Les archétypes sont, pour Jung, les dynamismes spontanés et fondamentaux caractéristiques d'une espèce vivante. Ils se manifestent dans les rêves et sont à l'origine de comportements spontanés et relativement universels. Cette définition jungienne des archétypes et leur caractère inné s'accorde avec la "programmation génétique des comportements instinctifs", proposée par M. Jouvet comme fonction du sommeil paradoxal lors de la maturation cérébrale :
"Tout comme le corps humain est une collection complète d'organes, de même nous trouvons dans l'esprit une organisation (fonctionnelle) analogue... L'archétype est une tendance instinctive naturelle, aussi marquée que l'impulsion qui pousse l'oiseau à construire son nid, et les fourmis à s'organiser en colonies.

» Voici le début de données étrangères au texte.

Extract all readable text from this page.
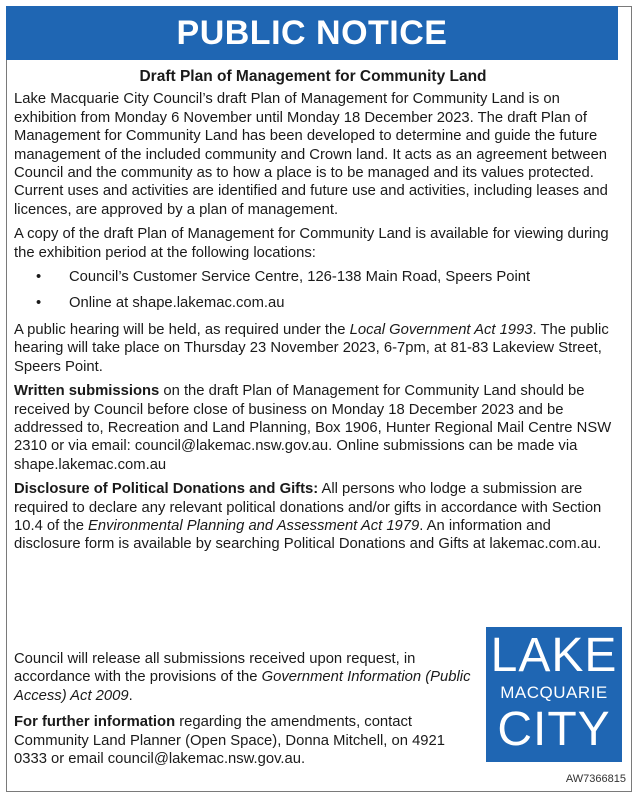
PUBLIC NOTICE
Draft Plan of Management for Community Land

Lake Macquarie City Council’s draft Plan of Management for Community Land is on exhibition from Monday 6 November until Monday 18 December 2023. The draft Plan of Management for Community Land has been developed to determine and guide the future management of the included community and Crown land. It acts as an agreement between Council and the community as to how a place is to be managed and its values protected. Current uses and activities are identified and future use and activities, including leases and licences, are approved by a plan of management.

A copy of the draft Plan of Management for Community Land is available for viewing during the exhibition period at the following locations:

• Council’s Customer Service Centre, 126-138 Main Road, Speers Point
• Online at shape.lakemac.com.au

A public hearing will be held, as required under the Local Government Act 1993. The public hearing will take place on Thursday 23 November 2023, 6-7pm, at 81-83 Lakeview Street, Speers Point.

Written submissions on the draft Plan of Management for Community Land should be received by Council before close of business on Monday 18 December 2023 and be addressed to, Recreation and Land Planning, Box 1906, Hunter Regional Mail Centre NSW 2310 or via email: council@lakemac.nsw.gov.au. Online submissions can be made via shape.lakemac.com.au

Disclosure of Political Donations and Gifts: All persons who lodge a submission are required to declare any relevant political donations and/or gifts in accordance with Section 10.4 of the Environmental Planning and Assessment Act 1979. An information and disclosure form is available by searching Political Donations and Gifts at lakemac.com.au.

Council will release all submissions received upon request, in accordance with the provisions of the Government Information (Public Access) Act 2009.

For further information regarding the amendments, contact Community Land Planner (Open Space), Donna Mitchell, on 4921 0333 or email council@lakemac.nsw.gov.au.

LAKE
MACQUARIE
CITY
AW7366815
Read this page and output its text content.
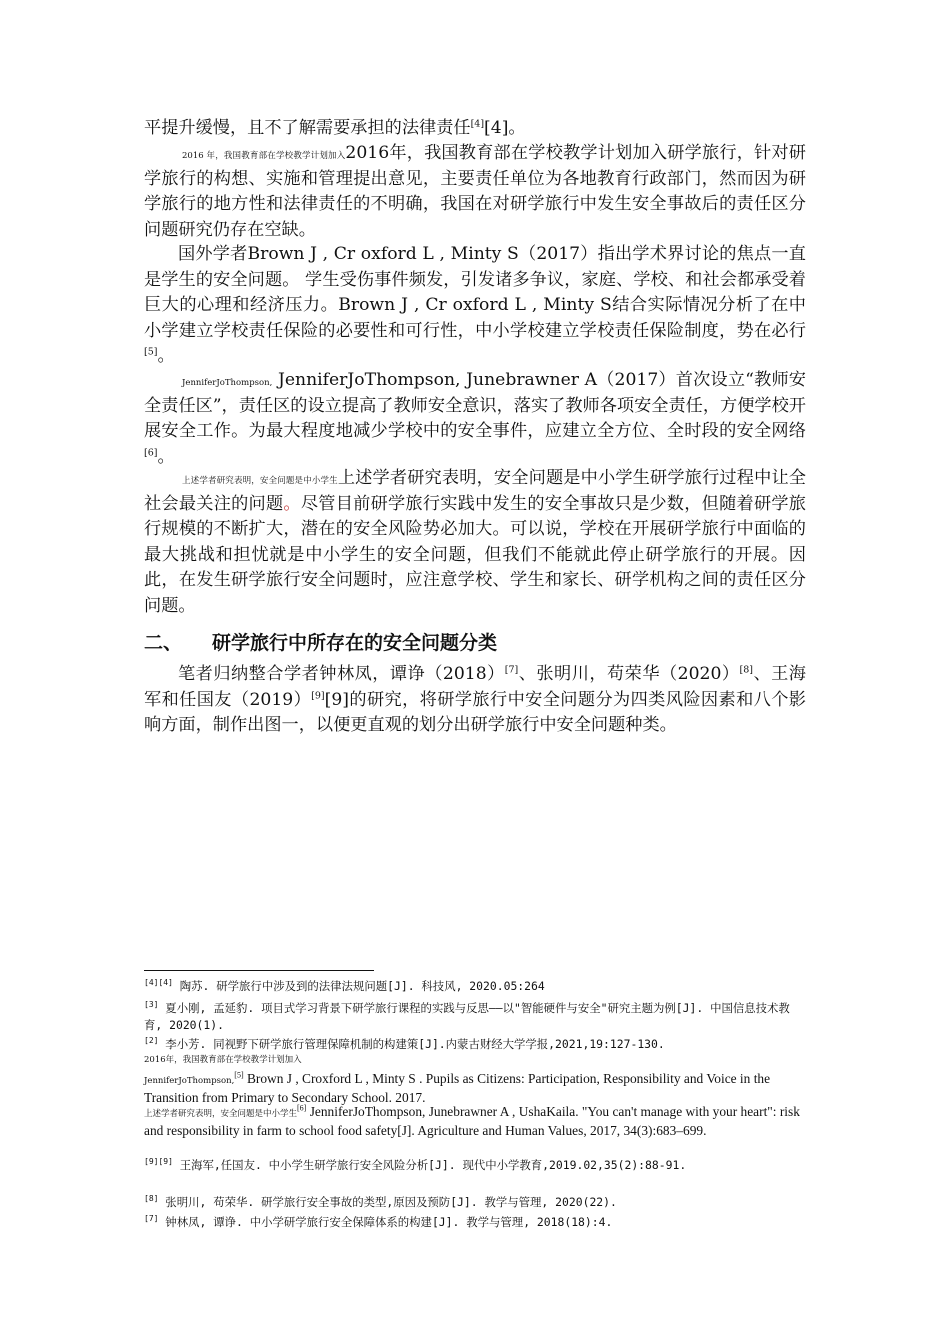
平提升缓慢，且不了解需要承担的法律责任[4][4]。

2016 年，我国教育部在学校教学计划加入2016年，我国教育部在学校教学计划加入研学旅行，针对研学旅行的构想、实施和管理提出意见，主要责任单位为各地教育行政部门，然而因为研学旅行的地方性和法律责任的不明确，我国在对研学旅行中发生安全事故后的责任区分问题研究仍存在空缺。

国外学者Brown J , Cr oxford L , Minty S（2017）指出学术界讨论的焦点一直是学生的安全问题。 学生受伤事件频发，引发诸多争议，家庭、学校、和社会都承受着巨大的心理和经济压力。Brown J , Cr oxford L , Minty S结合实际情况分析了在中小学建立学校责任保险的必要性和可行性，中小学校建立学校责任保险制度，势在必行[5]。

JenniferJoThompson, JenniferJoThompson, Junebrawner A（2017）首次设立“教师安全责任区”，责任区的设立提高了教师安全意识，落实了教师各项安全责任，方便学校开展安全工作。为最大程度地减少学校中的安全事件，应建立全方位、全时段的安全网络[6]。

上述学者研究表明，安全问题是中小学生上述学者研究表明，安全问题是中小学生研学旅行过程中让全社会最关注的问题。尽管目前研学旅行实践中发生的安全事故只是少数，但随着研学旅行规模的不断扩大，潜在的安全风险势必加大。可以说，学校在开展研学旅行中面临的最大挑战和担忧就是中小学生的安全问题，但我们不能就此停止研学旅行的开展。因此，在发生研学旅行安全问题时，应注意学校、学生和家长、研学机构之间的责任区分问题。

二、 研学旅行中所存在的安全问题分类

笔者归纳整合学者钟林凤，谭诤（2018）[7]、张明川，苟荣华（2020）[8]、王海军和任国友（2019）[9][9]的研究，将研学旅行中安全问题分为四类风险因素和八个影响方面，制作出图一，以便更直观的划分出研学旅行中安全问题种类。

[4][4] 陶苏. 研学旅行中涉及到的法律法规问题[J]. 科技风, 2020.05:264
[3] 夏小刚, 孟延豹. 项目式学习背景下研学旅行课程的实践与反思——以"智能硬件与安全"研究主题为例[J]. 中国信息技术教育, 2020(1).
[2] 李小芳. 同视野下研学旅行管理保障机制的构建策[J].内蒙古财经大学学报,2021,19:127-130.
2016年，我国教育部在学校教学计划加入
JenniferJoThompson,[5] Brown J , Croxford L , Minty S . Pupils as Citizens: Participation, Responsibility and Voice in the Transition from Primary to Secondary School. 2017.
上述学者研究表明，安全问题是中小学生[6] JenniferJoThompson, Junebrawner A , UshaKaila. "You can't manage with your heart": risk and responsibility in farm to school food safety[J]. Agriculture and Human Values, 2017, 34(3):683–699.
[9][9] 王海军,任国友. 中小学生研学旅行安全风险分析[J]. 现代中小学教育,2019.02,35(2):88-91.
[8] 张明川, 苟荣华. 研学旅行安全事故的类型,原因及预防[J]. 教学与管理, 2020(22).
[7] 钟林凤, 谭诤. 中小学研学旅行安全保障体系的构建[J]. 教学与管理, 2018(18):4.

Si le caractère inné des archétypes étonne, que dire de la complexité des fonctions symbiotiques des insectes, car la plupart d'entre eux ne connaissent pas leurs parents, et n'ont reçu d'enseignement d'aucune sorte."
Ainsi, la neurobiologie moderne et la conception jungienne du psychisme, de l'inconscient et du rêve se complètent pour décrire le sommeil paradoxal et le rêve comme une fonction psycho-physiologique naturelle.